バイデン政権は、ロシアを悪者にし、ウクライナを寵愛するために、強硬なプロパガンダ戦術をとってきた。欧米の一部の聴衆にとっては、その主張が効果的であったかもしれないが、国際社会、特に中東では、このようなレトリックはうんざりするほど偽善的である。

大量破壊兵器に関する事実無根の陰謀論でイラクを不法に侵略し、約100万人の死者を出した米国が、今度は不法な侵略に反対すると主張するのは、笑止千万であろう。コンドリーザ・ライスのようなブッシュ前政権の高官は、アメリカの全国放送のテレビ番組に出演して、外国への違法な侵略を非難している。ジョージ・W・ブッシュ元米大統領でさえ、「聖なる不当で残忍なイラク...つまりウクライナへの侵略」をフロイト流に非難したようである。

米国は今、併合に反対する原則に加え、外国領土の不法占拠にも反対すると自らを位置づけている。アントニー・ブリンケン米国務長官は、CNNの特派員から、イスラエルによるシリアのゴラン高原の併合を支持するかどうか質問され、こう答えた。 「法的な問題はさておき、現実問題として、ゴラン高原はイスラエルの安全保障にとって非常に重要だ」と答え、ワシントンのダブルスタンダードぶりを晒した。
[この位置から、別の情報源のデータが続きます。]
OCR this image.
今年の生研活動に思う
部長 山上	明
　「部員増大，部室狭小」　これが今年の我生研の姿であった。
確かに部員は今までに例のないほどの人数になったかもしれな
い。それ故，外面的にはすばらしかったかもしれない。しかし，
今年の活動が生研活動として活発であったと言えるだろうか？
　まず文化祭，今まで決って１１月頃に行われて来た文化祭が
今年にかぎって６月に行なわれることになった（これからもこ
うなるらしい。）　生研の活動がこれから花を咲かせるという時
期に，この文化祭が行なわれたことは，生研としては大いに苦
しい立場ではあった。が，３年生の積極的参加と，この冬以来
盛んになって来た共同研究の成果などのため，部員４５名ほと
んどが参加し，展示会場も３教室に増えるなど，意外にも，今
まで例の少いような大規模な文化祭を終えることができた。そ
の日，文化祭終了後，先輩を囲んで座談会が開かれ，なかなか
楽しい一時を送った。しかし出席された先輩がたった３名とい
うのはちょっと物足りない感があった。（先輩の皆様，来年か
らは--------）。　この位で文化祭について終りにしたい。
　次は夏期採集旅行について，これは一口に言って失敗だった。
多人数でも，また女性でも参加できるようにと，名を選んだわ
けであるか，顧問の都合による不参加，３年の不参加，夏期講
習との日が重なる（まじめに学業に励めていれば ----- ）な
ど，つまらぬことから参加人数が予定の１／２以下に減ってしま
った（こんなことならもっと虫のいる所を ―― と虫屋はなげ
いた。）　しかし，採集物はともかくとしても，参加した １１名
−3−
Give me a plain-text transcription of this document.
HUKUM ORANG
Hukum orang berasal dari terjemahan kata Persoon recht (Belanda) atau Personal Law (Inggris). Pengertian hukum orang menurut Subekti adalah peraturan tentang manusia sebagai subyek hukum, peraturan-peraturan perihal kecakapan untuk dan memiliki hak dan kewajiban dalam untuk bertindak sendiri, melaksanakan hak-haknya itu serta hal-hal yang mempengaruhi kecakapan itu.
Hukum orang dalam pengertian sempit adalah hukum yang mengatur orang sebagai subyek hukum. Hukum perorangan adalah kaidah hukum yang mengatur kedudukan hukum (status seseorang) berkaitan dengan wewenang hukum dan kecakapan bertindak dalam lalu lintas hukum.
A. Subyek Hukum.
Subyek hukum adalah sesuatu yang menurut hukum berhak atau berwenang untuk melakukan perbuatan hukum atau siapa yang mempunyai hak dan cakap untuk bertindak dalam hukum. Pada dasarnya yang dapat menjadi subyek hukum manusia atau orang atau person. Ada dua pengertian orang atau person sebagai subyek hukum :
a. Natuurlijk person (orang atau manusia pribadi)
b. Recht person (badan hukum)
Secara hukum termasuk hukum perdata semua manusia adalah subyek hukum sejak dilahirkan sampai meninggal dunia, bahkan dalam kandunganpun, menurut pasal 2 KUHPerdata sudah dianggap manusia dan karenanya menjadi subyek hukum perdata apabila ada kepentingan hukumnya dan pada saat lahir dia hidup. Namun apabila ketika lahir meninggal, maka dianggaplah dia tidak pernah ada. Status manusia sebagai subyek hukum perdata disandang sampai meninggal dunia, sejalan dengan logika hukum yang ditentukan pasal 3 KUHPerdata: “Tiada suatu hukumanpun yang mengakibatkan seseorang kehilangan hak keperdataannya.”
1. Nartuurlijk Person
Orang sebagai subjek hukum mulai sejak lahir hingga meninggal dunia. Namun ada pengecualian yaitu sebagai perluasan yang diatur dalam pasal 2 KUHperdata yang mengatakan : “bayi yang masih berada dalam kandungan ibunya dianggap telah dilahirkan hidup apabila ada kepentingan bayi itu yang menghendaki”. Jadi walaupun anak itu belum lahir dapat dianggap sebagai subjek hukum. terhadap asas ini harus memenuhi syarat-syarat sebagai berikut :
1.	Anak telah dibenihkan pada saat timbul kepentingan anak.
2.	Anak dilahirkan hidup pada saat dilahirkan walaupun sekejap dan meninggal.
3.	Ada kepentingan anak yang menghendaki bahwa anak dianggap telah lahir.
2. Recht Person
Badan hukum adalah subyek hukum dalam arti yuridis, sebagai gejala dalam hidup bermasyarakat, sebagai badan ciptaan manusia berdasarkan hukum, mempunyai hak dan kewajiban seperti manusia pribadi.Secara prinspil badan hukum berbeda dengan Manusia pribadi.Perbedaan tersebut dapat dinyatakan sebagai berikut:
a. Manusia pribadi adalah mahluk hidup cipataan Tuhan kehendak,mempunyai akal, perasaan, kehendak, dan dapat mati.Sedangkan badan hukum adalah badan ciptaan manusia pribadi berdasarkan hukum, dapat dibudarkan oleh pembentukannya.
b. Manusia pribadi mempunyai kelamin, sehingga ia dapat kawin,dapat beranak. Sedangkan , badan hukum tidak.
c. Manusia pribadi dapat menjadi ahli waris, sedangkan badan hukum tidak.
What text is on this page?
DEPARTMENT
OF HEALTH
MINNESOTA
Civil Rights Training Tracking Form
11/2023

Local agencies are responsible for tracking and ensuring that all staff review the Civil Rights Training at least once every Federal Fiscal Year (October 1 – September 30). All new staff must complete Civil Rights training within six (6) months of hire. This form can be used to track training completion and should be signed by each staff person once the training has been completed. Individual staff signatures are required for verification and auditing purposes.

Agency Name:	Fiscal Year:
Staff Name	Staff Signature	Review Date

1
ワシントンは、ゴラン高原をイスラエル領とする認識を維持し続けているが、これは国際法だけでなく、国連での多数意見にも反している。

揺らぐ米国のイメージ

中東諸国から見れば、米国はウクライナ紛争に過剰にコミットしている。彼ら自身は明確な立場をとらず、ほとんど中立を保っている。中東諸国の人々も政府も、ウクライナに関して米国政府高官の言うような決まり文句を信用していない。パレスチナ人とウクライナ人が全く同じ行為をしているにもかかわらず、その描かれ方が全く違うことに、目を丸くするほどである。

中国が無数の中東諸国に、経済的な面でチャンスを与えている。米国は真の競争相手を得たわけだが、米国は、世界が劇的な変化を遂げていないかのように行動し続ける。ウクライナは、イスラエルが長年享受してきた特別待遇、つまり、ほとんど何の疑問も持たずに無制限に援助を受けられるようになっている。イスラエルの場合、政府が物議を醸すような法改正を進め、アル・アクサ・モスクの現状を変える措置を取り、パレスチナ人に対する強硬な極右政策を追求し、そのすべてがワシントン自体に犠牲を強いているのに、バイデン政権はその立場に立つことを拒否している。イスラエルが現在行っていることは、最近関係を正常化したアラブの同盟国を困らせ、隣国ヨルダンのような国との関係に楔を打ち込む恐れさえある。

この有意の無為は、米国の影響力を失わせるだけでなく、バイデン政権にとって重要な外交政策の目標であったイスラエルとサウジアラビアを結びつけるという賞も消滅させる。リヤドとテヘランが関係を回復した今、サウジとイスラエルの和解を交渉する上で、イランの地域的影響力に対抗するという口実はなくなっている。絶え間ない挑発行為を行うイスラエルを罰しないということは、イスラムを侮辱し続け、パレスチナに対するアラブの民衆の支持を誘う。傍若無人のイスラエル政府との正常化がサウジにとってより困難になる。鉄拳で支配し、「我が道か、王道か」という米国の傲慢で常識はずれのやり方に変化がなければ、中東から脱皮するのは米国自身であろう。